How Paying for a Big Promotion Made Me Act More Professional

This post is a little different from the usual fare here at Fix My Story. Today I’d like to share the story of how I restarted my blog—and how the reboot made me act like a professional.


The opportunity was just too good to pass up. It was expensive enough to hurt, but the potential payoff was enormous. Taking a deep breath, I sent the e-mail and launched myself into something much bigger than I thought it would be…
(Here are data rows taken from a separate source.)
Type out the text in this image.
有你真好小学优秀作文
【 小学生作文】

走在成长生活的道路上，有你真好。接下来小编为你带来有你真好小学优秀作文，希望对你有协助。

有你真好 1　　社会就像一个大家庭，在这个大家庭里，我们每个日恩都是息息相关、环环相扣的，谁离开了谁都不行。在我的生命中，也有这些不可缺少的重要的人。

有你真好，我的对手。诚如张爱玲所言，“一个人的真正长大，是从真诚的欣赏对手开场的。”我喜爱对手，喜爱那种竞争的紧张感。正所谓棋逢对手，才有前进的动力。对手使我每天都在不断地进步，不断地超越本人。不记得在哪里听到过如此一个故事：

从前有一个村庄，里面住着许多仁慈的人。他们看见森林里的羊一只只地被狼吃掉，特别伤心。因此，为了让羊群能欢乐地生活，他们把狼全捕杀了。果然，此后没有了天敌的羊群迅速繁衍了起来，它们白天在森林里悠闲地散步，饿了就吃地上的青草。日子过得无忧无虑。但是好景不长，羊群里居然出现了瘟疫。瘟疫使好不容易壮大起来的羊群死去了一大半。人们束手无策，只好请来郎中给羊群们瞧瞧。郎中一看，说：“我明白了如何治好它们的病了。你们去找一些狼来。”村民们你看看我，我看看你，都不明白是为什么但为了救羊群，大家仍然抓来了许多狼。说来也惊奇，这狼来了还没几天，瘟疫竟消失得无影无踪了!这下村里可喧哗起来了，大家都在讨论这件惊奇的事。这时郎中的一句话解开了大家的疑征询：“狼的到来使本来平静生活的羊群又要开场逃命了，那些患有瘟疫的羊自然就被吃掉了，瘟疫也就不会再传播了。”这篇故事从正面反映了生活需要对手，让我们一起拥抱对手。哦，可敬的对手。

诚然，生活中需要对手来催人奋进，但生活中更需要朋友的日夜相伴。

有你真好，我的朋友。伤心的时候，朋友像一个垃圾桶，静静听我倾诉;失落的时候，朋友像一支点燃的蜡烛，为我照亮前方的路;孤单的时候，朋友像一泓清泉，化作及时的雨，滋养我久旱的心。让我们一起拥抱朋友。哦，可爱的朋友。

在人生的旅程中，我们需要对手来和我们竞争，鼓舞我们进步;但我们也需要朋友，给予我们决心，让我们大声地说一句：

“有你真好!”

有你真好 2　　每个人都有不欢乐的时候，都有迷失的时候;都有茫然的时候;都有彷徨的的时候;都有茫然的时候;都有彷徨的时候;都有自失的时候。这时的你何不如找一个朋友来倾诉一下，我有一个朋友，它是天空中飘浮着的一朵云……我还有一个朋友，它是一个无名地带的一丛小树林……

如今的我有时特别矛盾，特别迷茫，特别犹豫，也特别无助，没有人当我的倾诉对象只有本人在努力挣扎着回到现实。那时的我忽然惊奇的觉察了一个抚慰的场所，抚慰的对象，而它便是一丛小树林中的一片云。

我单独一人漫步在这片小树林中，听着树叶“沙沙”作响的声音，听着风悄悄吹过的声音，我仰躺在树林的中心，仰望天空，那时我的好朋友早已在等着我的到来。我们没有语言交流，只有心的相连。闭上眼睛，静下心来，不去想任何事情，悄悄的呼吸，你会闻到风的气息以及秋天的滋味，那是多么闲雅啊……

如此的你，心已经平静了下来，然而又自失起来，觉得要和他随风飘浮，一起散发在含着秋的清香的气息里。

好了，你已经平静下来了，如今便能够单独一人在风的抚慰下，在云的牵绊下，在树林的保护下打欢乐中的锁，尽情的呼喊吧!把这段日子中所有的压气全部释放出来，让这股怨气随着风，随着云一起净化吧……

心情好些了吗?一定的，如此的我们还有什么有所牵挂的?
Back in July 2014, I was thinking of restarting Fix My Story, which had lain dormant for six months after I’d gotten a little bit distracted when I got married. But before that life-changing event even occurred, I had fallen off posting due to lack of personal interest, lack of drive, and lack of desire to spend my free time figuring out what to write about next.

But now things were settling down after the wedding and I was eyeing the blog again. It was a half-hearted eyeing—I was wary of getting burned out on blogging again, not wanting to start what I couldn’t finish.

In short, to get back to blogging, I needed a kick in the pants. Enter the month of August and NoiseTrade Books.

I’d signed up to receive a weekly e-mail from NoiseTrade with featured books, and that e-mail got my wheels churning. There must be a way to get my book into that e-mail, and if I did, I could count on a lot of exposure and probably a lot of sales in the future. So, feeling sort of enterprising and adventurous, I e-mailed NoiseTrade to find out if there were featured slots for sale.

I figured that if I got a reply, I’d look at the price, blink dazedly, and then forget about it. But when a reply arrived, the price turned out to be within range if I was willing to take a big leap. After talking with my wife about the opportunity, I decided to go for it.

What happened next is the really interesting part: I started to care.

See, when somebody downloads your book on NoiseTrade, they agree to sign up for your mailing list in exchange for a free book. And that’s what started to bother me: I had no active blog. I had nothing to e-mail these people to keep them interested until I had a new book for them to buy. And that meant that I would be building a mailing list for no good reason.

I’d be wasting the expensive-enough-to-hurt advertising fee I’d already paid.

That reality was the kick in the pants I needed. I took a serious step back from the blog and asked myself what I could do. Weekly blog posts? I’d burned out trying to do that. Monthly blog posts? That wasn’t frequent enough to build an audience, in my opinion. But could I post an article every couple of weeks? Yes.

At that point, I committed. Long story short, with the motivation of not wasting my advertising dollars looming large, I got busy and relaunched the blog much faster than I thought possible. All it took was me shelling out enough cash to make it hurt if I failed.

I can’t say if this works for everybody. Maybe spending money doesn’t hurt for you. Maybe there’s another pain point you can use to make yourself get a project done. All I know is that I never felt this motivated when I spent five or ten dollars here and there to promote myself and my book. But once I took a step that I knew would require my full participation to pay off, it made me take myself far more seriously. Treat your book sales with that kind of attitude and you might just find yourself doing the work of a professional author.